Pasión agitada
Con la edad varía nuestro gusto por los coches, por los deportes, por las mujeres. Nuestra sensibilidad estética y nuestras predilecciones cambian condicionadas por las circunstancias vitales y por nuestro cuerpo envejeciendo. Lo lógico es que, con los años, prefiramos un Aston Martin a un Ferrari, jugar al pádel que al fútbol, las morenas a las rubias. Pero hay algo que de verdad delata el paso del tiempo, una clara señal de nuestro refinamiento a la vez que de nuestra decadencia física: lo que bebemos en los bares.
Antes de cumplir los 20 años el estómago es un tanque blindado capaz de soportar cualquier detonación alcohólica. Recuerdo que a esa edad, aún desacostumbrados a la amargura del alcohol, consumíamos brebajes endulzados con zumos y jarabes, mejunjes de colores con nombres provocativos como Semen de pitufo, Leche de pantera, Tócame los huevos u Orgasmo de monja. Estos combinados se servían en enormes vasos de plástico llamados irónicamente minis. Pedíamos uno (o unos cuantos) para compartir y todos los amigos sumergíamos nuestra pajita en el gigantesco macetero semitransparente para libar compulsivamente una combinación que no tardaría en postrarnos en las aceras, vomitando en los cajeros automáticos de Moncloa.
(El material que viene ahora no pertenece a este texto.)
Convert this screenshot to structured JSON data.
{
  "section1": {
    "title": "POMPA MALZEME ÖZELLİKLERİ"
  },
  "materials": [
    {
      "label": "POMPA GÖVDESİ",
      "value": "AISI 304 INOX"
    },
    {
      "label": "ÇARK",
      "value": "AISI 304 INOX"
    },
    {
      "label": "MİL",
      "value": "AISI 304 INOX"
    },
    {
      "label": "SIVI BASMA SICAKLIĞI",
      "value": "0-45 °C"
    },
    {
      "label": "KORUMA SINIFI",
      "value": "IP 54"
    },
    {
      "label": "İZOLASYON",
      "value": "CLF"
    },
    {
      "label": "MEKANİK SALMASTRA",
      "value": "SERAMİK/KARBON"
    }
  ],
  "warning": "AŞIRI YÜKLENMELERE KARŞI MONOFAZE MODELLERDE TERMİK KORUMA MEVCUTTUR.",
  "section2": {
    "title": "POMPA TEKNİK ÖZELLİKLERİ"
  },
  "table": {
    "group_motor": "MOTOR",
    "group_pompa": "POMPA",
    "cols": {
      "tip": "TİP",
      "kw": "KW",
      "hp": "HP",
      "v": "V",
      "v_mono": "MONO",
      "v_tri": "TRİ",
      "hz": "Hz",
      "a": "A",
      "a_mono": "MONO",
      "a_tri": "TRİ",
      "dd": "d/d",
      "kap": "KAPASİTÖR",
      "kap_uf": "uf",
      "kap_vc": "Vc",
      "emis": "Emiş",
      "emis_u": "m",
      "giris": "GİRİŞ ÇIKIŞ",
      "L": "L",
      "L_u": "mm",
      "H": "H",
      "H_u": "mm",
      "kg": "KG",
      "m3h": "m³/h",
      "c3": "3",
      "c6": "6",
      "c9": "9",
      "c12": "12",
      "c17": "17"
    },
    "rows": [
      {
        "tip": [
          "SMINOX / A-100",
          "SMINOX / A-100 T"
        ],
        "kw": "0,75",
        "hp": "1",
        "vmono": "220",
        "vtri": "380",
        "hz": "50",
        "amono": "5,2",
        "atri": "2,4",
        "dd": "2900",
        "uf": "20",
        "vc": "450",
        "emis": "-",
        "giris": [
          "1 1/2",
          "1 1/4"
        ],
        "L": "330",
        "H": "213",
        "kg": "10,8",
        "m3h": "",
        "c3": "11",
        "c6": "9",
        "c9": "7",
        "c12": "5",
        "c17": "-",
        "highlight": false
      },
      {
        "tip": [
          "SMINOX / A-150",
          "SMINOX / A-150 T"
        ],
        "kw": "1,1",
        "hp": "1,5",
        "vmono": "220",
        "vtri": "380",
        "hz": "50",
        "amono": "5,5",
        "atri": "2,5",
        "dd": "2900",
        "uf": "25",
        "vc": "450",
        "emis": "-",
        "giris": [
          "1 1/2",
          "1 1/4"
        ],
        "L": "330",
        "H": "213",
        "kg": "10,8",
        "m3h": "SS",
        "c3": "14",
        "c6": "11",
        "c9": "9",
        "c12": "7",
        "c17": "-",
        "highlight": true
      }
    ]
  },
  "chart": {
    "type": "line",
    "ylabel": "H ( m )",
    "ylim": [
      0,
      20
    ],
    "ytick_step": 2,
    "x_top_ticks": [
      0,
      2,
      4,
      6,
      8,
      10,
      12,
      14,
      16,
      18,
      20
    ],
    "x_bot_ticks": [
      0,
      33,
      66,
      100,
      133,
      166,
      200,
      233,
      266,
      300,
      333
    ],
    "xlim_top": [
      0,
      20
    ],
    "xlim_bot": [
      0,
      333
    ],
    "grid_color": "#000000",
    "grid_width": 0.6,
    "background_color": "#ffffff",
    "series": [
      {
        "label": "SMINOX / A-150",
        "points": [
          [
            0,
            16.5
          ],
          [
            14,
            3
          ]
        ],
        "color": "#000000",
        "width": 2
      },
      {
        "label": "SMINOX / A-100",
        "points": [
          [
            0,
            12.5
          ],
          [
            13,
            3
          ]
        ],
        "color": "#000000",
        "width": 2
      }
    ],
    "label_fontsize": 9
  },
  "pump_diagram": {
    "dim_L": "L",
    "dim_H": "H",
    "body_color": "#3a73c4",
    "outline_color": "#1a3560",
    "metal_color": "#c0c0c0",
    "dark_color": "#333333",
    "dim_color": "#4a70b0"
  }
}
Resurge una bebida siempre preferida por las mujeres debido a su mansa graduación y a su belleza
Luego crecimos y adoptamos una bebida mucho más adulta, más masculina, más seria: el whisky. Una vez superado el escalofrío del primer trago de la primera copa de la noche, creíamos haber encontrado nuestra pareja ideal. Hasta que se acercaron los 30 y el estómago pasó de ser un tanque blindado a una cisterna de latón, un recipiente excesivamente sensible a los estragos del destilado escocés.
Entonces llegó el ron. Un licor sin la bravuconería del whisky, una opción más elegante, más sutil, más natural. Las resacas estomacales resultaban tolerables y la acidez menos incandescente. El ron era el hermano zen del whisky. Y con nuestro Brugal nos habíamos mantenido hasta hoy que, sin embargo, nos debemos a un nuevo amor. Sin premeditación hemos establecido una nueva relación alcohólica. Ahora bebemos cócteles.
En Madrid se ha desatado la fiebre del cóctel con síntomas claramente visibles desde hace dos años. En la capital ya hay más de 60 establecimientos que se dedican a agitar combinados para toda una generación de treintañeros que ya no buscan emborracharse cuando piden una copa (o no necesariamente), que por primera vez beben por placer, que no están ya dispuestos a tragar con falsificaciones. La semana pasada se celebró en el mítico Chicote un concurso de cócteles para conmemorar el centenario de la Gran Vía y la última edición de Madrid Fusión, contagiada por la moda del cóctel, también albergó un certamen de mixólogos.
El cóctel es parte de la tradición madrileña. Bares de la Gran Vía como Ideal Room, Pidoux y Cock Bar inauguraron en los años veinte una tendencia que prendió vivazmente de los cincuenta a los setenta, hasta que las cocteleras dejaron de moverse.
Pero hoy resurge una bebida siempre preferida por las mujeres debido a su mansa graduación y a su belleza. Aunque ahora son tanto chicos como chicas quienes buscan un trago de calidad, no importa si es caro porque no se consumirán muchos, acompañado de un ambiente más selecto que el garito pegajoso y ensordecedor que acogió cientos de noches de whiskys y rones.
Con la edad nos hacemos más selectivos, más exquisitos, más maniáticos, más intolerantes. Ni alcohol, ni música, ni amigos, ni mujeres de garrafón. Hoy cada vez más gente de 30 y 40 años escoge para sus noches los mejores ingredientes posibles. Las salidas son ya escasas; los niños, las esposas o simplemente la fatiga laboral reducen las ocasiones de esparcimiento fuera de casa convirtiéndolas en momentos preciados a degustar con el mimo y la delectación de un cóctel.
La experiencia no sólo nos ha enseñado lo indigesto de las poluciones y los orgasmos de colores, sino la fugacidad de la pasión por las bebidas. Hoy vivimos un idilio con el cóctel, pero probablemente no sigamos abrazándonos a una copa con una serpentina de naranja toda la vida. Imagino que algo nuevo nos aguarda tras el dry-martini, el cosmopolitan y el gin-tonic con rodaja de pepino. Pero mientras esperamos en este lounge bar a nuestro nuevo amor alcohólico, que nos sirvan otro pisco sour.